In the austere corporate setting, any righteous anger the small group might have felt seemed to shrink. “I’m not sure what it is you’re looking to me for,” Tovey told the group. The tenants began to explain. The rent hikes, they said, were too much for them. The building was in disrepair. Last winter they had been without heating for a week. “But we fixed that,” said Tovey. Finally, Rehan Mirza, an immigrant from Pakistan who has lived at St Dennis for 8 years, presented Tovey with the petition — 128 signatures demanding Minto “withdraw all pending rent increases.”
On the ride back to Flemingdon, Quinlan tried to keep the energy up. “Congratulations, I think that went really well,” she said cheerily. “How did you feel?”
But the trip had underlined the difficulty of the kind of work she and the rest of the workers at the Flemingdon Health centre were taking on. The entire philosophy behind the community health centre — the approach to medicine that Quinlan was so passionate about — was about not simply treating a client’s illness, but trying to change the factors that made them sick. At times, though, it seemed as if just making sure the kids in the neighbourhood went to the dentist and got their vaccinations was difficult enough.

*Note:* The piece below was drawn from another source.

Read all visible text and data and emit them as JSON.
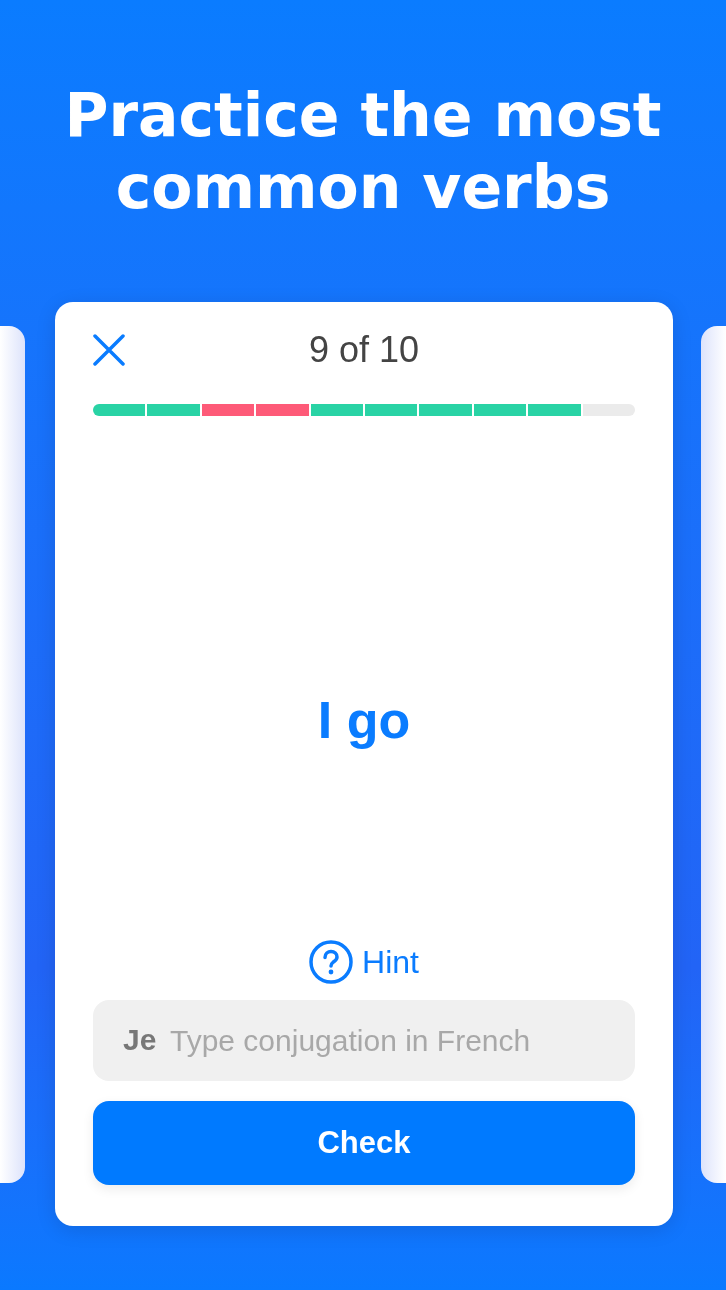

Working with a community on housing, removing language barriers, understanding past traumas and prejudices, building a foundation of trust — that was a job that had no end.

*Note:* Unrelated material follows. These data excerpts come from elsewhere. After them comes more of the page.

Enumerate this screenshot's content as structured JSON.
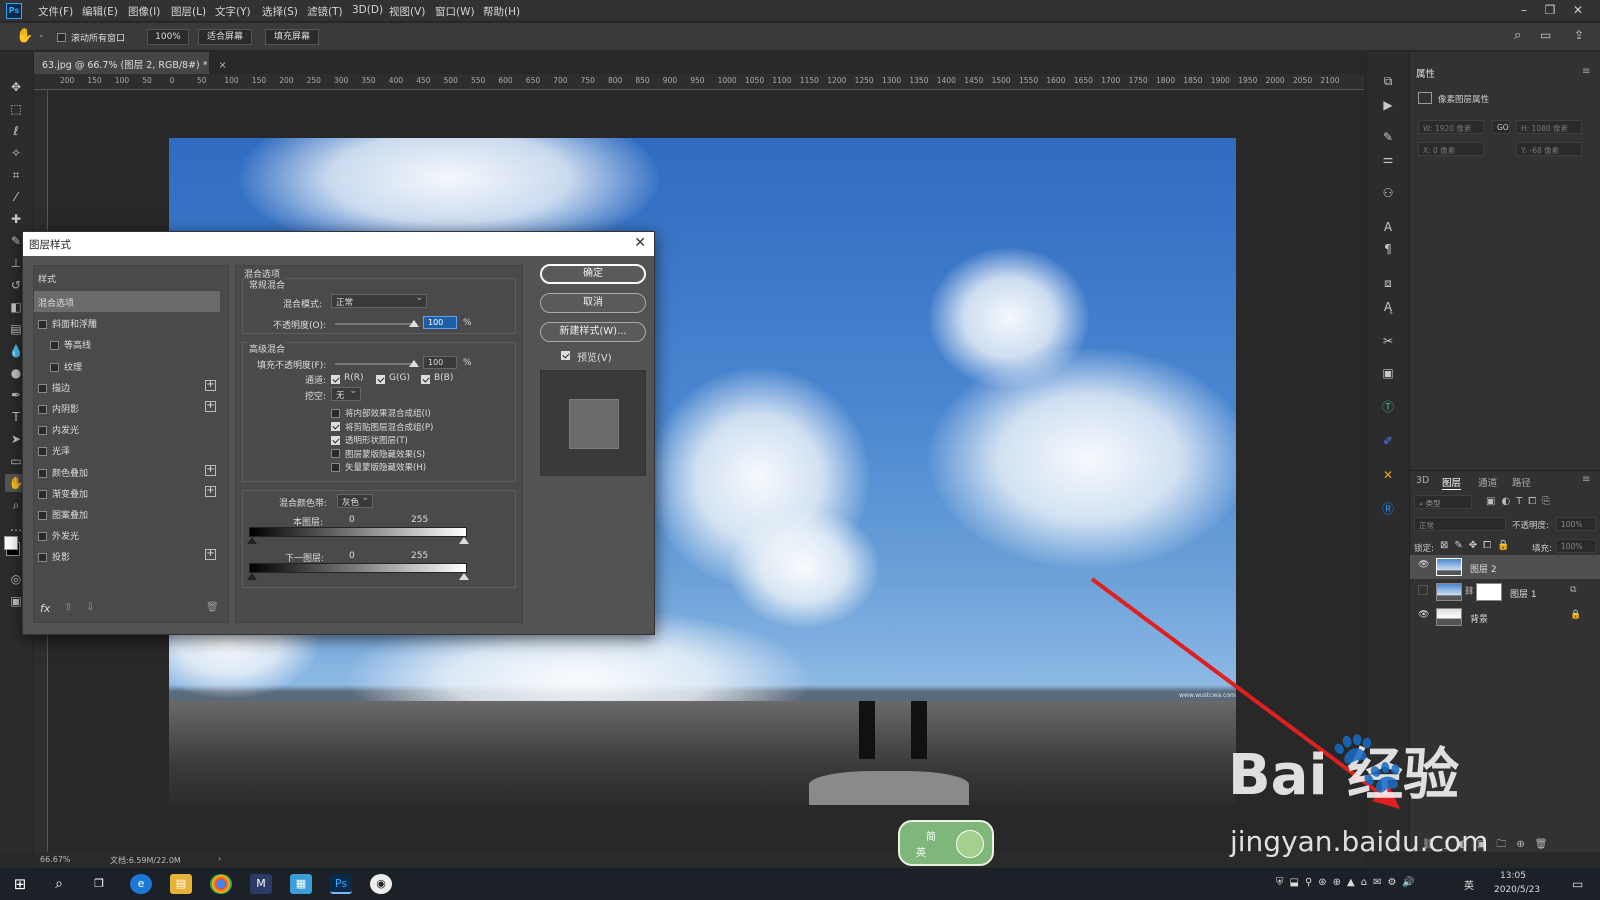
{
  "app": {
    "logo": "Ps",
    "menu": [
      "文件(F)",
      "编辑(E)",
      "图像(I)",
      "图层(L)",
      "文字(Y)",
      "选择(S)",
      "滤镜(T)",
      "3D(D)",
      "视图(V)",
      "窗口(W)",
      "帮助(H)"
    ]
  },
  "options_bar": {
    "scroll_all": "滚动所有窗口",
    "zoom": "100%",
    "fit_screen": "适合屏幕",
    "fill_screen": "填充屏幕"
  },
  "document": {
    "tab_title": "63.jpg @ 66.7% (图层 2, RGB/8#) *",
    "ruler_top": [
      "200",
      "150",
      "100",
      "50",
      "0",
      "50",
      "100",
      "150",
      "200",
      "250",
      "300",
      "350",
      "400",
      "450",
      "500",
      "550",
      "600",
      "650",
      "700",
      "750",
      "800",
      "850",
      "900",
      "950",
      "1000",
      "1050",
      "1100",
      "1150",
      "1200",
      "1250",
      "1300",
      "1350",
      "1400",
      "1450",
      "1500",
      "1550",
      "1600",
      "1650",
      "1700",
      "1750",
      "1800",
      "1850",
      "1900",
      "1950",
      "2000",
      "2050",
      "2100"
    ],
    "small_watermark": "www.wustcwa.com",
    "status_zoom": "66.67%",
    "status_doc": "文档:6.59M/22.0M"
  },
  "properties": {
    "tab": "属性",
    "subtitle": "像素图层属性",
    "w": "W: 1920 像素",
    "go": "GO",
    "h": "H: 1080 像素",
    "x": "X: 0 像素",
    "y": "Y: -68 像素"
  },
  "layers_panel": {
    "tabs": [
      "3D",
      "图层",
      "通道",
      "路径"
    ],
    "filter": "类型",
    "blend_mode": "正常",
    "opacity_label": "不透明度:",
    "opacity_value": "100%",
    "lock_label": "锁定:",
    "fill_label": "填充:",
    "fill_value": "100%",
    "layers": [
      {
        "name": "图层 2",
        "visible": true,
        "selected": true
      },
      {
        "name": "图层 1",
        "visible": false,
        "selected": false
      },
      {
        "name": "背景",
        "visible": true,
        "selected": false
      }
    ]
  },
  "dialog": {
    "title": "图层样式",
    "styles_header": "样式",
    "styles": [
      {
        "label": "混合选项",
        "checkbox": false,
        "plus": false,
        "indent": false,
        "selected": true
      },
      {
        "label": "斜面和浮雕",
        "checkbox": true,
        "plus": false,
        "indent": false
      },
      {
        "label": "等高线",
        "checkbox": true,
        "plus": false,
        "indent": true
      },
      {
        "label": "纹理",
        "checkbox": true,
        "plus": false,
        "indent": true
      },
      {
        "label": "描边",
        "checkbox": true,
        "plus": true,
        "indent": false
      },
      {
        "label": "内阴影",
        "checkbox": true,
        "plus": true,
        "indent": false
      },
      {
        "label": "内发光",
        "checkbox": true,
        "plus": false,
        "indent": false
      },
      {
        "label": "光泽",
        "checkbox": true,
        "plus": false,
        "indent": false
      },
      {
        "label": "颜色叠加",
        "checkbox": true,
        "plus": true,
        "indent": false
      },
      {
        "label": "渐变叠加",
        "checkbox": true,
        "plus": true,
        "indent": false
      },
      {
        "label": "图案叠加",
        "checkbox": true,
        "plus": false,
        "indent": false
      },
      {
        "label": "外发光",
        "checkbox": true,
        "plus": false,
        "indent": false
      },
      {
        "label": "投影",
        "checkbox": true,
        "plus": true,
        "indent": false
      }
    ],
    "fx": "fx",
    "blend_options_title": "混合选项",
    "general_blend": "常规混合",
    "blend_mode_label": "混合模式:",
    "blend_mode_value": "正常",
    "opacity_label": "不透明度(O):",
    "opacity_value": "100",
    "percent": "%",
    "advanced_blend": "高级混合",
    "fill_opacity_label": "填充不透明度(F):",
    "fill_opacity_value": "100",
    "channels_label": "通道:",
    "channel_r": "R(R)",
    "channel_g": "G(G)",
    "channel_b": "B(B)",
    "knockout_label": "挖空:",
    "knockout_value": "无",
    "adv_options": [
      {
        "label": "将内部效果混合成组(I)",
        "checked": false
      },
      {
        "label": "将剪贴图层混合成组(P)",
        "checked": true
      },
      {
        "label": "透明形状图层(T)",
        "checked": true
      },
      {
        "label": "图层蒙版隐藏效果(S)",
        "checked": false
      },
      {
        "label": "矢量蒙版隐藏效果(H)",
        "checked": false
      }
    ],
    "blend_if_label": "混合颜色带:",
    "blend_if_value": "灰色",
    "this_layer": "本图层:",
    "this_low": "0",
    "this_high": "255",
    "underlying": "下一图层:",
    "under_low": "0",
    "under_high": "255",
    "ok": "确定",
    "cancel": "取消",
    "new_style": "新建样式(W)...",
    "preview": "预览(V)"
  },
  "overlay": {
    "baidu_text": "Bai  经验",
    "baidu_url": "jingyan.baidu.com",
    "ime_top": "简",
    "ime_bottom": "英"
  },
  "taskbar": {
    "time": "13:05",
    "date": "2020/5/23",
    "ime_indicator": "英"
  },
  "colors": {
    "accent": "#31a8ff",
    "arrow": "#e02020",
    "dialog_bg": "#535353"
  }
}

By August, the housing battle had become a full-fledged rent strike, with 200 tenants agreeing to withhold rent until Minto gave up on their above-guideline rent increases. (According to Minto, just 50 units withheld rent in August). The strike earned headlines across the country — the latest example of a low-income community taking collective action against a corporate landlord. “We’re in an affordable housing crisis in the greater Toronto area,” said the lawyer Kevin LaForest. “People are being displaced because landlords are trying to maximize profits.”

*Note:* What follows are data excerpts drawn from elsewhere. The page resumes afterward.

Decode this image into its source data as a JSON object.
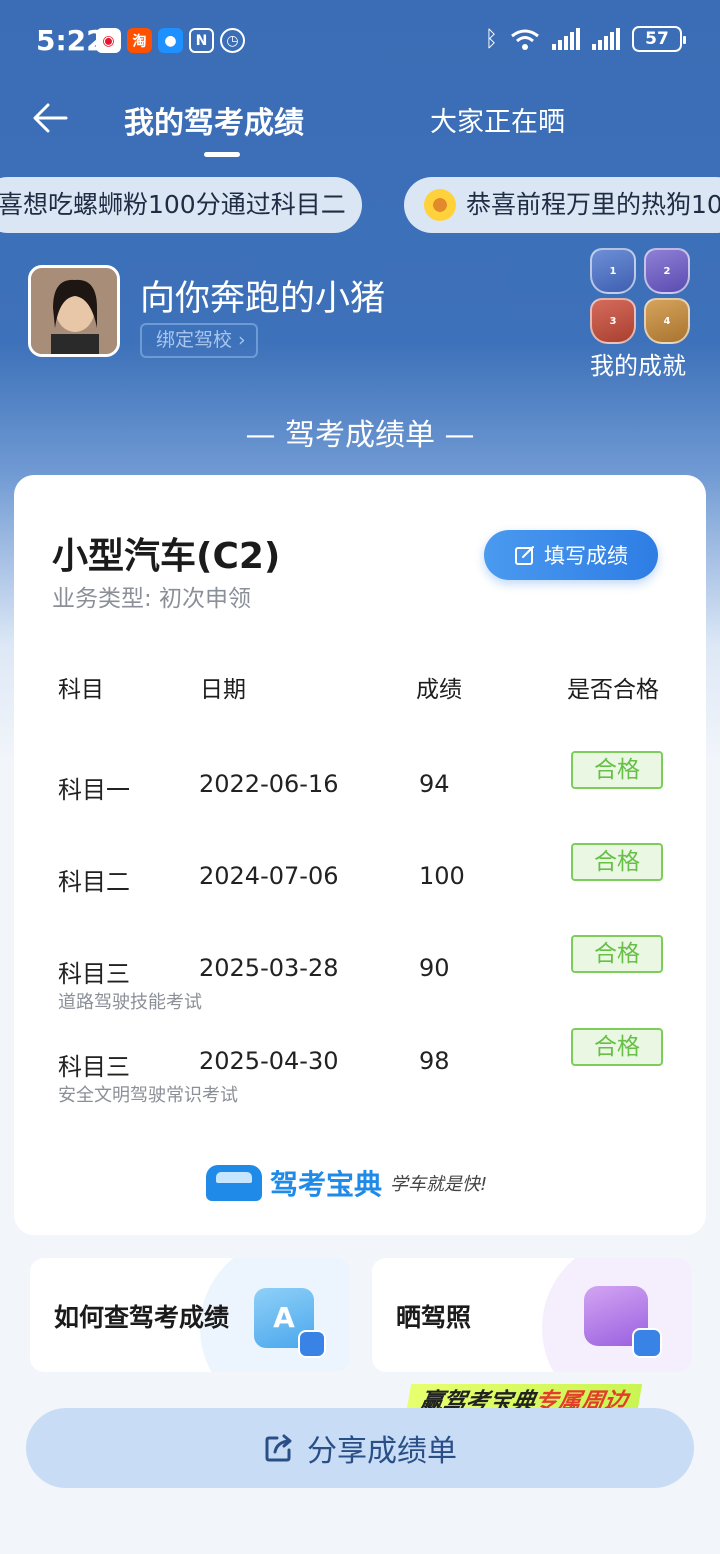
{
  "status_bar": {
    "time": "5:22",
    "battery": "57"
  },
  "nav": {
    "tab_active": "我的驾考成绩",
    "tab_other": "大家正在晒"
  },
  "ticker": {
    "item1": "喜想吃螺蛳粉100分通过科目二",
    "item2": "恭喜前程万里的热狗10"
  },
  "profile": {
    "username": "向你奔跑的小猪",
    "bind_school": "绑定驾校",
    "achievements_label": "我的成就"
  },
  "sheet_title": "— 驾考成绩单 —",
  "card": {
    "license": "小型汽车(C2)",
    "business_type": "业务类型: 初次申领",
    "fill_button": "填写成绩",
    "headers": {
      "subject": "科目",
      "date": "日期",
      "score": "成绩",
      "pass": "是否合格"
    },
    "rows": [
      {
        "subject": "科目一",
        "date": "2022-06-16",
        "score": "94",
        "pass": "合格",
        "note": ""
      },
      {
        "subject": "科目二",
        "date": "2024-07-06",
        "score": "100",
        "pass": "合格",
        "note": ""
      },
      {
        "subject": "科目三",
        "date": "2025-03-28",
        "score": "90",
        "pass": "合格",
        "note": "道路驾驶技能考试"
      },
      {
        "subject": "科目三",
        "date": "2025-04-30",
        "score": "98",
        "pass": "合格",
        "note": "安全文明驾驶常识考试"
      }
    ],
    "brand": "驾考宝典",
    "slogan": "学车就是快!"
  },
  "quick": {
    "check_scores": "如何查驾考成绩",
    "show_license": "晒驾照"
  },
  "promo": {
    "prefix": "赢驾考宝典",
    "highlight": "专属周边"
  },
  "share_button": "分享成绩单",
  "colors": {
    "primary": "#3b6db6",
    "accent": "#2e7de4",
    "pass_green": "#67c046"
  }
}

The landlord’s position has held firm. “Minto has put almost 6 million dollars of major repairs into the project,” says Dickie. “New heating system and improvements for the hot water heating. They have put in security systems, cameras. They have improved many aspects of the building. That work needs to be paid for.” On August fourth, they sent papers to tenants starting the eviction process.
Mizikar became the face of the strike and the voice of the community. Each day he knocked on doors, reassuring families who were going through refugee hearings that they had rights as tenants in Canada. He was stressed. His blood pressure, he said, had gone up. Living at 31–35 St Dennis meant never being able to leave his work. In his home country, for a Roma person to know someone like him, a person with the slightest bit of institutional power, was “like a miracle.” At St Dennis he received dozens of visits a day — people knocking on his door, asking him for help.
Mizikar was exhausted. But he was proud of the work. The rent strike, he said one day in mid-August, was making a difference. “The landlord now wants to hear from the tenants,” said Mizikar. They were beginning a dialogue, slowly fixing things that hadn’t been fixed before. And the relationship between the Roma and the health team in their neighbourhood was improving, however slowly and tentatively. “The Roma community does not trust anyone,” said Mizikar declaratively, before correcting himself. “The Roma community does not trust anyone until that person shows them that they want to help.” Jen Quinlan and the Flemingdon Health Centre team were still trying to show them.